Ground Orb-Web Spider

Scientific classification
- Kingdom: Animalia
- Phylum: Arthropoda
- Subphylum: Chelicerata
- Class: Arachnida
- Order: Araneae
- Infraorder: Araneomorphae
- Family: Anapidae
- Genus: Metanapis
- Species: M. bimaculata
- Binomial name: Metanapis bimaculata (Simon, 1895)
- Synonyms: Chasmocephalon bimaculatum Simon, 1895 ;

= Metanapis bimaculata =

- Authority: (Simon, 1895)

Species of spider

Metanapis bimaculata is a species of spider in the family Anapidae. It is endemic to South Africa. The species was originally described in 1895 as Chasmocephalon bimaculatum by Eugène Simon before being transferred to the genus Metanapis by Paolo Marcello Brignoli in 1981.

==Etymology==
The specific name bimaculata derives from the Latin bi- (two) and maculata (spotted), likely referring to two spots or markings on the spider.

==Distribution==
Metanapis bimaculata has been recorded from the Western Cape province of South Africa. The original type locality was given only as "Prom. Cap. Bonae Spei" (Cape of Good Hope) with no exact locality specified. A male specimen was later illustrated by Louis Fage from Cape Town in 1937.

==Habitat==
The species inhabits the Fynbos biome, where it constructs small orb webs in leaf litter.

==Description==

Metanapis bimaculata is a small spider with a relatively unspecialized carapace and roundish, slightly sclerotized opisthosoma. The species exhibits the typical morphology of the genus Metanapis, with legs featuring normal femora without apophyses, elongated patellae with a single apophysis, and short tibiae that are shorter than the patellae and partially fused with the cymbium. Males possess an elongated cymbium and bulbus, with a large, more or less coiled embolus.

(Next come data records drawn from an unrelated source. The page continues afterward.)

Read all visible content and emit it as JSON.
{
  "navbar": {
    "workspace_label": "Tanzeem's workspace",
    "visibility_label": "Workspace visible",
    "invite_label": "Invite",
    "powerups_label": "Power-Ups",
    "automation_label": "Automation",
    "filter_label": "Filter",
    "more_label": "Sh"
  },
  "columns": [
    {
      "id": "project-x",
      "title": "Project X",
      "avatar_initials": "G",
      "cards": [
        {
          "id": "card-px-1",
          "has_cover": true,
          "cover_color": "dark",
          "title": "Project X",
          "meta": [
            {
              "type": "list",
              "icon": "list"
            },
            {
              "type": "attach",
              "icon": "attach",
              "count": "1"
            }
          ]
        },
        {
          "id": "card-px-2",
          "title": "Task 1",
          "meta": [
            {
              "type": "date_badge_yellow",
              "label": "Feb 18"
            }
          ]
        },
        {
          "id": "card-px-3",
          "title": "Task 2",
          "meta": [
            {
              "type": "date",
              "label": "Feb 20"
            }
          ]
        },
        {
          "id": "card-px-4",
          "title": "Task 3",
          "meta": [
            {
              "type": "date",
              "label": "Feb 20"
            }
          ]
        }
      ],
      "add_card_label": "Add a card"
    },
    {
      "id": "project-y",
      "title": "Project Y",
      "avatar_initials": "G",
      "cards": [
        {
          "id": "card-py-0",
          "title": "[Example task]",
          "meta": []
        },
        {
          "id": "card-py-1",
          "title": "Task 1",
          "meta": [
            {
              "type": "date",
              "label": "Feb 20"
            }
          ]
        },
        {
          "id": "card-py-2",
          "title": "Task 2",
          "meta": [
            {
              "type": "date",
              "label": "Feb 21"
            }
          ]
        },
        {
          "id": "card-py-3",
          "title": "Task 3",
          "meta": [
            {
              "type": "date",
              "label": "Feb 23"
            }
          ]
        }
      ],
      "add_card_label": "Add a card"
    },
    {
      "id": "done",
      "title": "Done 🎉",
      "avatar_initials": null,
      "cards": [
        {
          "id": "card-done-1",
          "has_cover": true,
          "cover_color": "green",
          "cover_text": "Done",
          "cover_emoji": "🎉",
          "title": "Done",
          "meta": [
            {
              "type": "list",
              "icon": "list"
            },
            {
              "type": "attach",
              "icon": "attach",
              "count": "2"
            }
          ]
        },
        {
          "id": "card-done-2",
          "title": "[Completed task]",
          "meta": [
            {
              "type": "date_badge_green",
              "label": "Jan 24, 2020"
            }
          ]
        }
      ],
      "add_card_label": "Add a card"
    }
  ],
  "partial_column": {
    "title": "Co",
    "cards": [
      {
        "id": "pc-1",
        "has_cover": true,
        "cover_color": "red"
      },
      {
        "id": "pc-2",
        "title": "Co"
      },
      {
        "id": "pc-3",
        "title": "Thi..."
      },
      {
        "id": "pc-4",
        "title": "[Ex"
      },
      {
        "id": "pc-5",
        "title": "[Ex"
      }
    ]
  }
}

Both sexes are known, though only the male pedipalp has been illustrated in taxonomic literature.

==Conservation==
The species is listed as Data Deficient due to limited distributional data. Since its original description in 1895, relatively few specimens have been collected, and more targeted microhabitat sampling is needed to determine its full range and conservation status.